Now, I need a layer of wax on top of the background paper. I gently rub my wax block against the warm panel. If you’ve waxed your background properly, it will be sturdy enough to take the rubbing. Any places where you haven’t waxed will tear—this is why it’s important not to have unwaxed background paper on your piece.
Again, I’m rubbing the wax onto the surface of my piece, and then heating it occasionally, either with my heat gun, or when I’m closer to being ready to move on, with an iron.
I have two irons for wax collage. The first is a tiny Clover detail iron, purchased at Joanne. It’s great for smaller pieces, and just a spot of heat in the right place. The second iron is a tacking iron—it’s usually used by framers for heat mounting. I purchased this used on eBay. This is smaller than a home iron, but larger than the Clover—roughly the size of a travel iron, which is what some people like to use. It’s good for larger pieces, and overall heating and flattening. If you can find a travel iron with no steam holes in it, that will work just fine. Don’t get one with steam holes—they tend to show up on the surface of your piece at the most inconvenient times.
The next thing I’m going to apply to my piece is some cotton lace. This is going to take some extra wax, both to hold it in place, and to coat the surface. I press my block of wax against the face of my little Clover iron, and drip some directly onto the surface, in the area where the lace will be applied. Drip a little, then press it flat, leaving an even, but slightly heavier coat than was applied in earlier steps. I prefer this to applying the wax with a brush, because it gives a much lighter coat.
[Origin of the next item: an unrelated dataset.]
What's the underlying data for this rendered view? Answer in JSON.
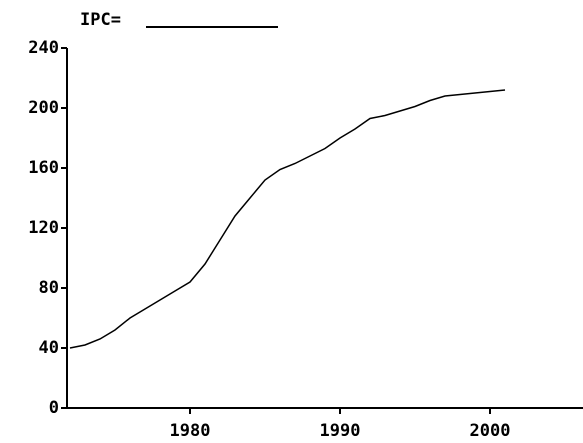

Here, I’m applying the lace to the piece. First, I simply press the lace into the wax with my iron. I’m doing this to make sure it’s all stuck down, using the wax underneath as glue.
Next, I apply wax over the top of the lace. The lace absorbs quite a bit of wax, so the trick here is to let it soak in, without adding too much excess to collect in the holes. I do a little rubbing directly onto the lace, and then heat with my heat gun. Then I go back and do a little melting of the wax against my iron, and press. My goal is to preserve the texture of the lace, while coating it with wax. This takes a little practice, but it’s lots of fun to play with lace and fabric in wax, so dive in.
Over on the other side of my piece, I’m using some stamped elements. I cheat doing this, because I’m not the best rubber stamper in the world. I stamp the image and words on scrap pieces of pattern tissue, and then apply them with my iron onto the surface of my piece. Another light layer of rubbed and heated wax over them, and they look as though they were stamped directly onto the piece.
You’ll see in the finished piece that the stamped image has been colored. I did this, and the brownish aging around the edges, with crayon. The aging was done by melting the crayon against my iron, and then blending it into the wax surface. The coloring of the image was done by coloring onto the wax, without heating. Detail coloring should be done at the very end, without heat—any heating will cause blending as the beeswax melts into the crayon.
The techniques for applying dimensional items like buttons and measuring tapes onto the piece are from Collage Discovery Workshop.